“Uncle, your daughter is special”: How 9-year-old Pratika Rawal left Ranji players stunned — and built her way to India’s Women’s World Cup

 
                    

At just nine years old, Pratika Rawal stepped into a university-level cricket match and stunned senior players with her performance. According to her father, Pradeep Rawal, during that match at Lakshmibai College she had faced players who competed in the Ranji Trophy. She scored fifty runs, prompting one senior player to say: “Uncle, your daughter has something special — she’s India-level material.” 

Fast forward to Women’s World Cup 2025, Pratika carried that early promise into the global arena. In a must-win pool match against the New Zealand women’s cricket team, she hammered her maiden World Cup century — a 122-run knock — and along with partner Smriti Mandhana stitched a massive 212-run opening stand, ensuring India’s place in the semifinals. 

Pradeep, who once entertained his own cricketing dream and later became a BCCI-level umpire, recounts how he introduced his daughter to the game at age three. He said: “I handed her a bat when she was just three years old. When she turned nine, I sent her to an academy. There was a university-level match … Nine-year-old Pratika scored fifty runs.” When veteran players recognised her talent, he realised she might one day represent India. 

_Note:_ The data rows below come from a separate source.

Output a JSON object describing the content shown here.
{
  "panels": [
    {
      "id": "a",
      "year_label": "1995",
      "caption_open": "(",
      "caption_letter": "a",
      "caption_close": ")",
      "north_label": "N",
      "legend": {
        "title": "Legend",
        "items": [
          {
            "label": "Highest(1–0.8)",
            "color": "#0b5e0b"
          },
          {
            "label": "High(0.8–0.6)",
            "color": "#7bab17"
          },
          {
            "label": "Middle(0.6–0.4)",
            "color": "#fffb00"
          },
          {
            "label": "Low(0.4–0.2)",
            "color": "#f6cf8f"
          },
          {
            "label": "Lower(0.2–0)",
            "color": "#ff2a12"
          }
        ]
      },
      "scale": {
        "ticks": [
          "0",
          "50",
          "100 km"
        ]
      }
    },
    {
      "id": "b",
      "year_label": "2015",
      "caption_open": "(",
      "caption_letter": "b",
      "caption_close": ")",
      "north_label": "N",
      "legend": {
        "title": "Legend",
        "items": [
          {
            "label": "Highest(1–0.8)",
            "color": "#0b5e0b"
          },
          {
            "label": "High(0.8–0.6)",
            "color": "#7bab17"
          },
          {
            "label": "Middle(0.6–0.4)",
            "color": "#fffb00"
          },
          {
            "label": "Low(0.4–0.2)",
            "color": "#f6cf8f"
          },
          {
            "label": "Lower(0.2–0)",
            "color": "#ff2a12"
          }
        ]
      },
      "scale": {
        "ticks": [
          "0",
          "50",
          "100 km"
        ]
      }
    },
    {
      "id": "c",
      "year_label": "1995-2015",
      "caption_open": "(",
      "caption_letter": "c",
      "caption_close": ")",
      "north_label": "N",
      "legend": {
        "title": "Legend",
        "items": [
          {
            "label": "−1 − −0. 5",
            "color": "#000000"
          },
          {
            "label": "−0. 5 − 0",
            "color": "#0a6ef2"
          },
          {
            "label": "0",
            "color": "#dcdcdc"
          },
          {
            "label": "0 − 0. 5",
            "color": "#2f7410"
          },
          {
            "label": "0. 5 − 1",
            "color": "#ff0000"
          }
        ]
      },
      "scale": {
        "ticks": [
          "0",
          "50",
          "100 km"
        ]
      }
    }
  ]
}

Since making her international debut in December 2024, Pratika has compiled over 1,100 runs at an average above 50 in just 23 ODIs, including two centuries and seven half-centuries. She also became the fastest Indian woman to reach 1,000 WODI runs — in a remarkable 304 days. 

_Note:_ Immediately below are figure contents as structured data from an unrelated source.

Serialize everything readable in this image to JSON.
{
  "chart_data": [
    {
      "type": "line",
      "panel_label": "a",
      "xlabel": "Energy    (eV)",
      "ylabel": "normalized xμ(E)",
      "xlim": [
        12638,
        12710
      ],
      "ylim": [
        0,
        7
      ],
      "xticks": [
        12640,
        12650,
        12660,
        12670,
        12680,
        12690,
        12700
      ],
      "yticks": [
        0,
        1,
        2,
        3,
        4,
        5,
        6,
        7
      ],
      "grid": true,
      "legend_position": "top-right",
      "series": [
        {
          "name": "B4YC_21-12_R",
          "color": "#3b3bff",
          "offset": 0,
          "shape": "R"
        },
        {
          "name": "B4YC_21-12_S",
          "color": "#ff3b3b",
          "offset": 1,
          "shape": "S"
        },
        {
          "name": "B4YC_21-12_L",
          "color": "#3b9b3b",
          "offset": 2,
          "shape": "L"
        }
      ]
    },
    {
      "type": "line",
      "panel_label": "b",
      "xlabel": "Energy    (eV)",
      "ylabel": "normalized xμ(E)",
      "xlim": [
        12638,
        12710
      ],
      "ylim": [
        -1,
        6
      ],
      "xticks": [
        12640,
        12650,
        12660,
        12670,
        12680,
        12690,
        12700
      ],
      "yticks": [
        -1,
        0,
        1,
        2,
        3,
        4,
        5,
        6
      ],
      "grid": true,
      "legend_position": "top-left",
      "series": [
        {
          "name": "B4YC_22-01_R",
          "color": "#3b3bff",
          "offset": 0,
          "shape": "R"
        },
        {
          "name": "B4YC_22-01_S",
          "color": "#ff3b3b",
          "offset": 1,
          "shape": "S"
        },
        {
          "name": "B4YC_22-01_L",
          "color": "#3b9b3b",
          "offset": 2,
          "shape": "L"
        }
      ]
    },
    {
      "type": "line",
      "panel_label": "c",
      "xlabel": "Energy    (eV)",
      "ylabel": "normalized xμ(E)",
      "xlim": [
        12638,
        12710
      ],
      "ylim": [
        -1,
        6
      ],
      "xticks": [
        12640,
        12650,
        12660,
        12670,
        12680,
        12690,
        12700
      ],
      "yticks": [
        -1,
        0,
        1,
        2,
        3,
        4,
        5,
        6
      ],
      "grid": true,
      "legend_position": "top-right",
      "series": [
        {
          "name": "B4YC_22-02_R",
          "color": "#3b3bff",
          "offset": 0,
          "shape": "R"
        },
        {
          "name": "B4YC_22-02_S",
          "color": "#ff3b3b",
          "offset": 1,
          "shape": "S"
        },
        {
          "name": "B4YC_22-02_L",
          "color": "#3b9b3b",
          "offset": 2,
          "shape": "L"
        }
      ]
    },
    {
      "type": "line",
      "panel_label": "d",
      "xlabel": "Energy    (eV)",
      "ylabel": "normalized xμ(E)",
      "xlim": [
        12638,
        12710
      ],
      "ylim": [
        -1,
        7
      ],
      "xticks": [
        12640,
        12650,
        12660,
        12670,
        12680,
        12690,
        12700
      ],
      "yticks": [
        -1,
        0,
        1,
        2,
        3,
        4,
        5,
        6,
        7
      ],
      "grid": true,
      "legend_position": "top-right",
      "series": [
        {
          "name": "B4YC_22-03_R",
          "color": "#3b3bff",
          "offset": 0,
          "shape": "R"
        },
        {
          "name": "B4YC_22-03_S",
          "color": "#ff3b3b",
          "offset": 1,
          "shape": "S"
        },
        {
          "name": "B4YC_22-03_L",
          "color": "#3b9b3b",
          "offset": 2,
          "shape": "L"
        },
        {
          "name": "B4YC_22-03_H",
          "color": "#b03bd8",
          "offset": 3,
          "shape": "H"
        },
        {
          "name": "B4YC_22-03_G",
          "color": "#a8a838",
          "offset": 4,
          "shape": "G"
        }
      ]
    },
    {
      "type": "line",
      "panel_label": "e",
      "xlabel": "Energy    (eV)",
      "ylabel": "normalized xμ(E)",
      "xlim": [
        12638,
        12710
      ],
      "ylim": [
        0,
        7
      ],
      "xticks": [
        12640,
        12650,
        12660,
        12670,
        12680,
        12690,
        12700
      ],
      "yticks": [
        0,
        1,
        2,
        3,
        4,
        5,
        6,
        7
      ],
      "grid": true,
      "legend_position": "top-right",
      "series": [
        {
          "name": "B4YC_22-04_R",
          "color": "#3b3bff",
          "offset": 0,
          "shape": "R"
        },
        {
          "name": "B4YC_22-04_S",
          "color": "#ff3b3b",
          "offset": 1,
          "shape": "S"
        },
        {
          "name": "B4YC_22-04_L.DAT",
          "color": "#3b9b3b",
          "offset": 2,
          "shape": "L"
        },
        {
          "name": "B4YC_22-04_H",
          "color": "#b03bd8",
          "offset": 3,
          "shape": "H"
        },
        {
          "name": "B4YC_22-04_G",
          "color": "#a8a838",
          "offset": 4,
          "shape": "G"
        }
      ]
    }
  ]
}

Her cricketing journey is not just about record numbers. It reflects determination, grit and early talent nurtured under supportive yet realistic conditions. Pradeep emphasises that he promised her a different path from his own truncated career, saying: “Despite my flaws and the family’s lack of support that I faced, I wanted to ensure she never faced such things.” 

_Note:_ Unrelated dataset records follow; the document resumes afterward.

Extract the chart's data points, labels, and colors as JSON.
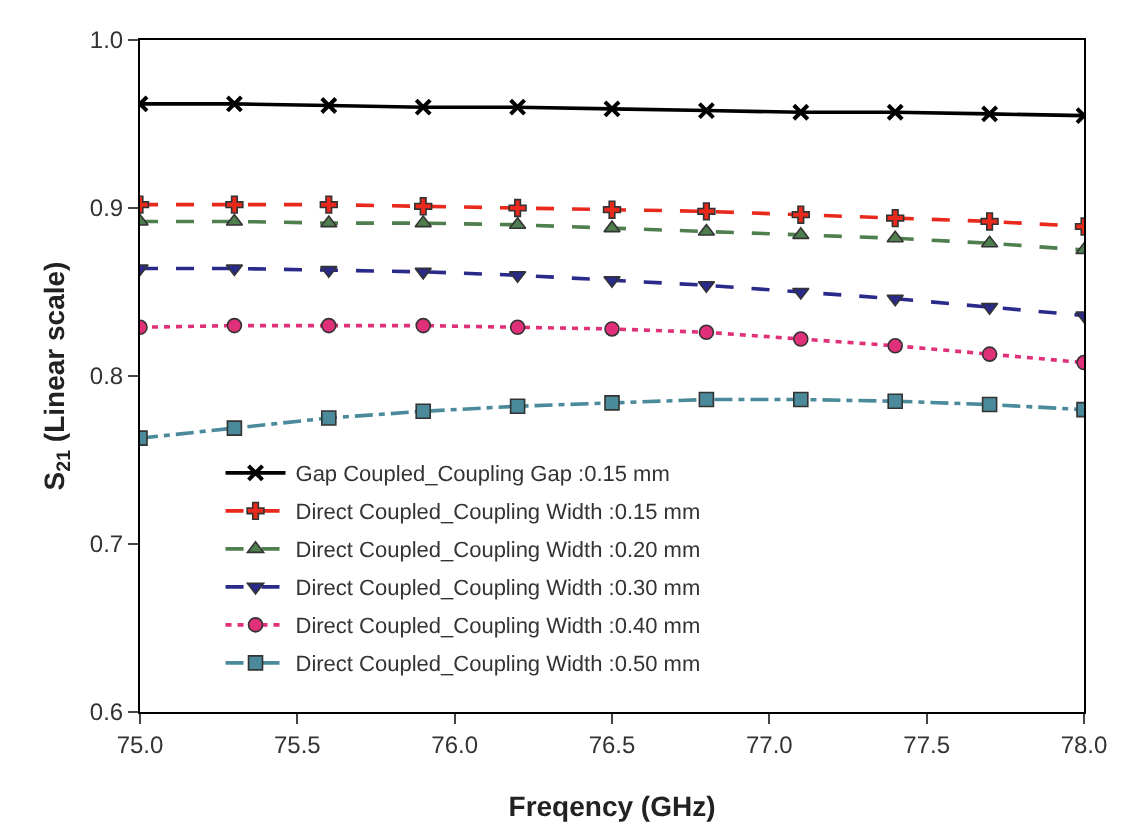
{
  "chart_data": {
    "type": "line",
    "xlabel": "Freqency (GHz)",
    "ylabel": "S$_{21}$ (Linear scale)",
    "x": [
      75.0,
      75.3,
      75.6,
      75.9,
      76.2,
      76.5,
      76.8,
      77.1,
      77.4,
      77.7,
      78.0
    ],
    "xlim": [
      75.0,
      78.0
    ],
    "xticks": [
      {
        "value": 75,
        "label": "75.0"
      },
      {
        "value": 75.5,
        "label": "75.5"
      },
      {
        "value": 76,
        "label": "76.0"
      },
      {
        "value": 76.5,
        "label": "76.5"
      },
      {
        "value": 77,
        "label": "77.0"
      },
      {
        "value": 77.5,
        "label": "77.5"
      },
      {
        "value": 78,
        "label": "78.0"
      }
    ],
    "ylim": [
      0.6,
      1.0
    ],
    "yticks": [
      {
        "value": 0.6,
        "label": "0.6"
      },
      {
        "value": 0.7,
        "label": "0.7"
      },
      {
        "value": 0.8,
        "label": "0.8"
      },
      {
        "value": 0.9,
        "label": "0.9"
      },
      {
        "value": 1.0,
        "label": "1.0"
      }
    ],
    "grid": false,
    "legend": "bottom",
    "series": [
      {
        "name": "Gap Coupled_Coupling Gap :0.15 mm",
        "color": "#000000",
        "marker": "cross",
        "line_style": "solid",
        "values": [
          0.962,
          0.962,
          0.961,
          0.96,
          0.96,
          0.959,
          0.958,
          0.957,
          0.957,
          0.956,
          0.955
        ]
      },
      {
        "name": "Direct Coupled_Coupling Width :0.15 mm",
        "color": "#e8291c",
        "marker": "cross",
        "line_style": "dashed",
        "values": [
          0.902,
          0.902,
          0.902,
          0.901,
          0.9,
          0.899,
          0.898,
          0.896,
          0.894,
          0.892,
          0.889
        ]
      },
      {
        "name": "Direct Coupled_Coupling Width :0.20 mm",
        "color": "#4f7f4f",
        "marker": "triangle",
        "line_style": "dashed",
        "values": [
          0.892,
          0.892,
          0.891,
          0.891,
          0.89,
          0.888,
          0.886,
          0.884,
          0.882,
          0.879,
          0.875
        ]
      },
      {
        "name": "Direct Coupled_Coupling Width :0.30 mm",
        "color": "#2a2a8a",
        "marker": "triangle",
        "line_style": "dashed",
        "values": [
          0.864,
          0.864,
          0.863,
          0.862,
          0.86,
          0.857,
          0.854,
          0.85,
          0.846,
          0.841,
          0.836
        ]
      },
      {
        "name": "Direct Coupled_Coupling Width :0.40 mm",
        "color": "#e0307a",
        "marker": "circle",
        "line_style": "dotted",
        "values": [
          0.829,
          0.83,
          0.83,
          0.83,
          0.829,
          0.828,
          0.826,
          0.822,
          0.818,
          0.813,
          0.808
        ]
      },
      {
        "name": "Direct Coupled_Coupling Width :0.50 mm",
        "color": "#4a8a9a",
        "marker": "square",
        "line_style": "dashdot",
        "values": [
          0.763,
          0.769,
          0.775,
          0.779,
          0.782,
          0.784,
          0.786,
          0.786,
          0.785,
          0.783,
          0.78
        ]
      }
    ]
  }
}
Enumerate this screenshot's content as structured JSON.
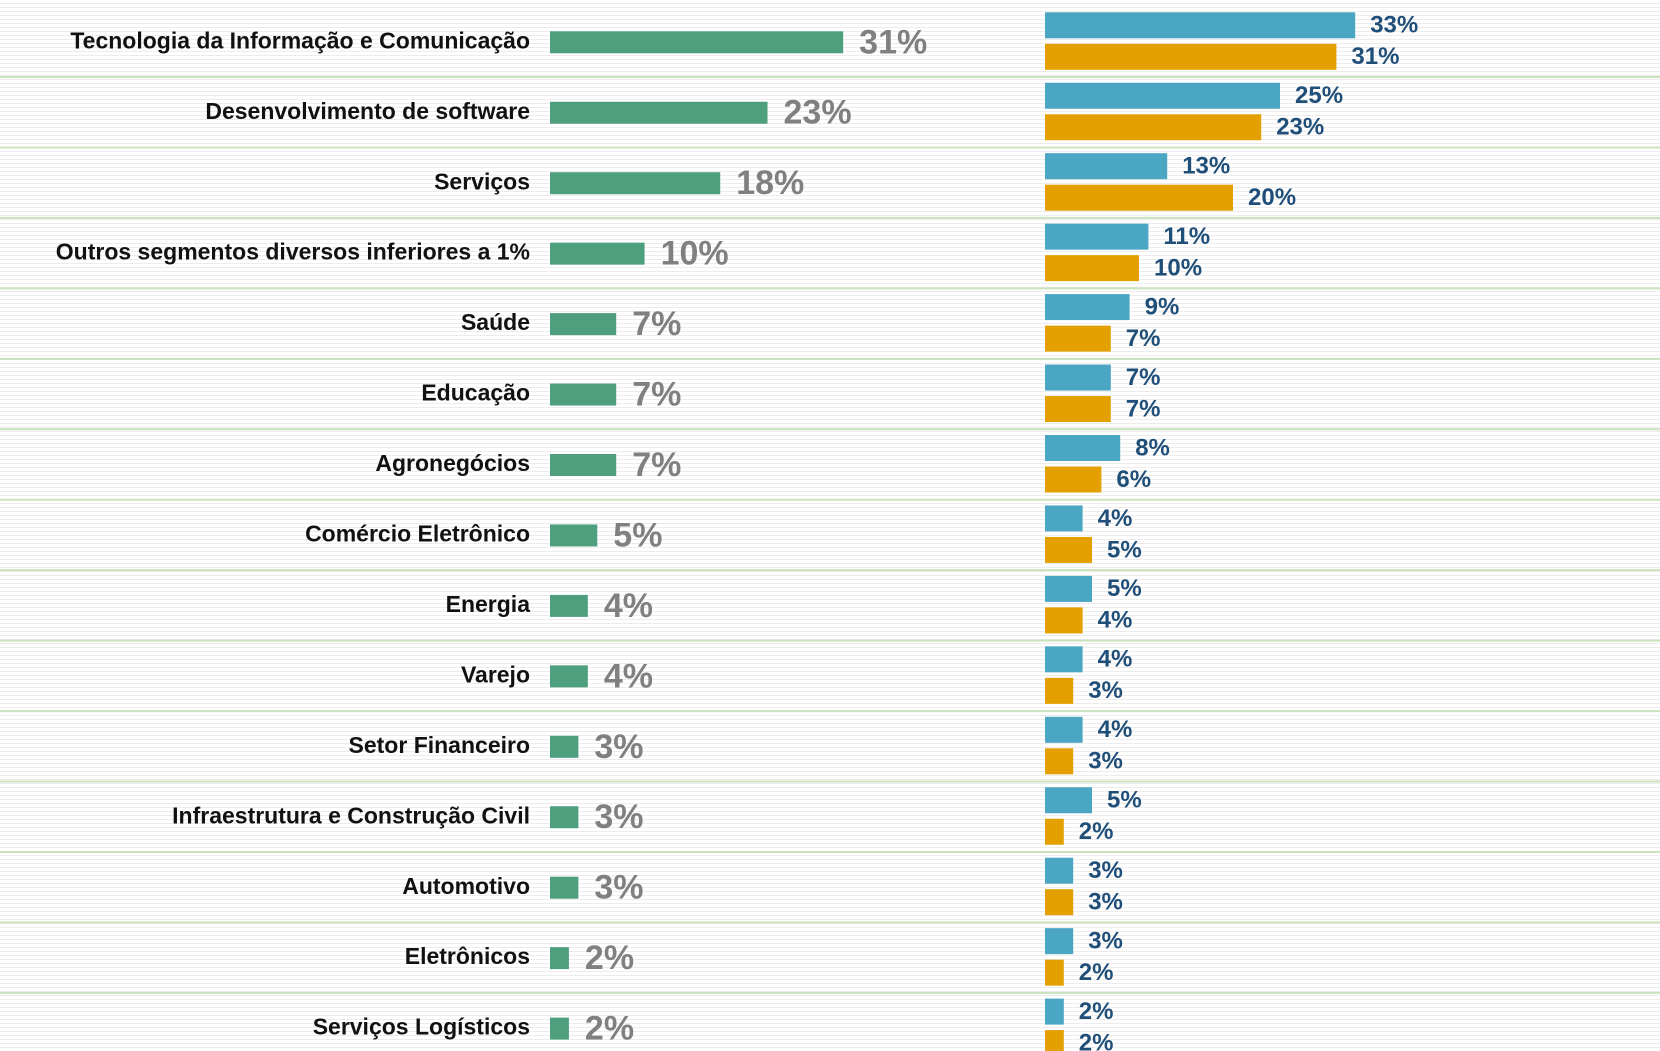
{
  "chart_data": [
    {
      "type": "bar",
      "orientation": "horizontal",
      "categories": [
        "Tecnologia da Informação e Comunicação",
        "Desenvolvimento de software",
        "Serviços",
        "Outros segmentos diversos inferiores a 1%",
        "Saúde",
        "Educação",
        "Agronegócios",
        "Comércio Eletrônico",
        "Energia",
        "Varejo",
        "Setor Financeiro",
        "Infraestrutura e Construção Civil",
        "Automotivo",
        "Eletrônicos",
        "Serviços Logísticos"
      ],
      "color": "#4e9f7e",
      "values": [
        31,
        23,
        18,
        10,
        7,
        7,
        7,
        5,
        4,
        4,
        3,
        3,
        3,
        2,
        2
      ],
      "value_labels": [
        "31%",
        "23%",
        "18%",
        "10%",
        "7%",
        "7%",
        "7%",
        "5%",
        "4%",
        "4%",
        "3%",
        "3%",
        "3%",
        "2%",
        "2%"
      ],
      "xlim": [
        0,
        35
      ]
    },
    {
      "type": "bar",
      "orientation": "horizontal",
      "series": [
        {
          "color": "#4aa6c2",
          "values": [
            33,
            25,
            13,
            11,
            9,
            7,
            8,
            4,
            5,
            4,
            4,
            5,
            3,
            3,
            2
          ],
          "value_labels": [
            "33%",
            "25%",
            "13%",
            "11%",
            "9%",
            "7%",
            "8%",
            "4%",
            "5%",
            "4%",
            "4%",
            "5%",
            "3%",
            "3%",
            "2%"
          ]
        },
        {
          "color": "#e3a000",
          "values": [
            31,
            23,
            20,
            10,
            7,
            7,
            6,
            5,
            4,
            3,
            3,
            2,
            3,
            2,
            2
          ],
          "value_labels": [
            "31%",
            "23%",
            "20%",
            "10%",
            "7%",
            "7%",
            "6%",
            "5%",
            "4%",
            "3%",
            "3%",
            "2%",
            "3%",
            "2%",
            "2%"
          ]
        }
      ],
      "xlim": [
        0,
        35
      ]
    }
  ]
}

The recent century in a high-pressure match speaks of her ability to deliver when it matters. With India posting an imposing total of 340/3 in 49 overs and winning by 53 runs (via DLS method), her milestone knock is seen as a turning point for the team’s campaign. 

Fans and cricket pundits alike are now watching how Pratika’s career unfolds. Her early exploits (those fateful 9-year-old innings) serve as a reminder that talent, when recognised and nurtured, can flourish. For young girls across India, her journey offers hope: that even in a nation where one-sided narratives of male dominance still hold sway, a girl with focus, family support and opportunity can rise to the highest levels.

India’s women’s cricket team, gearing up for the knockout stages, will lean on Pratika’s form. She has already begun converting potential into performance — and the message is loud and clear: when you believe someone has “something special”, you might just witness how special that becomes.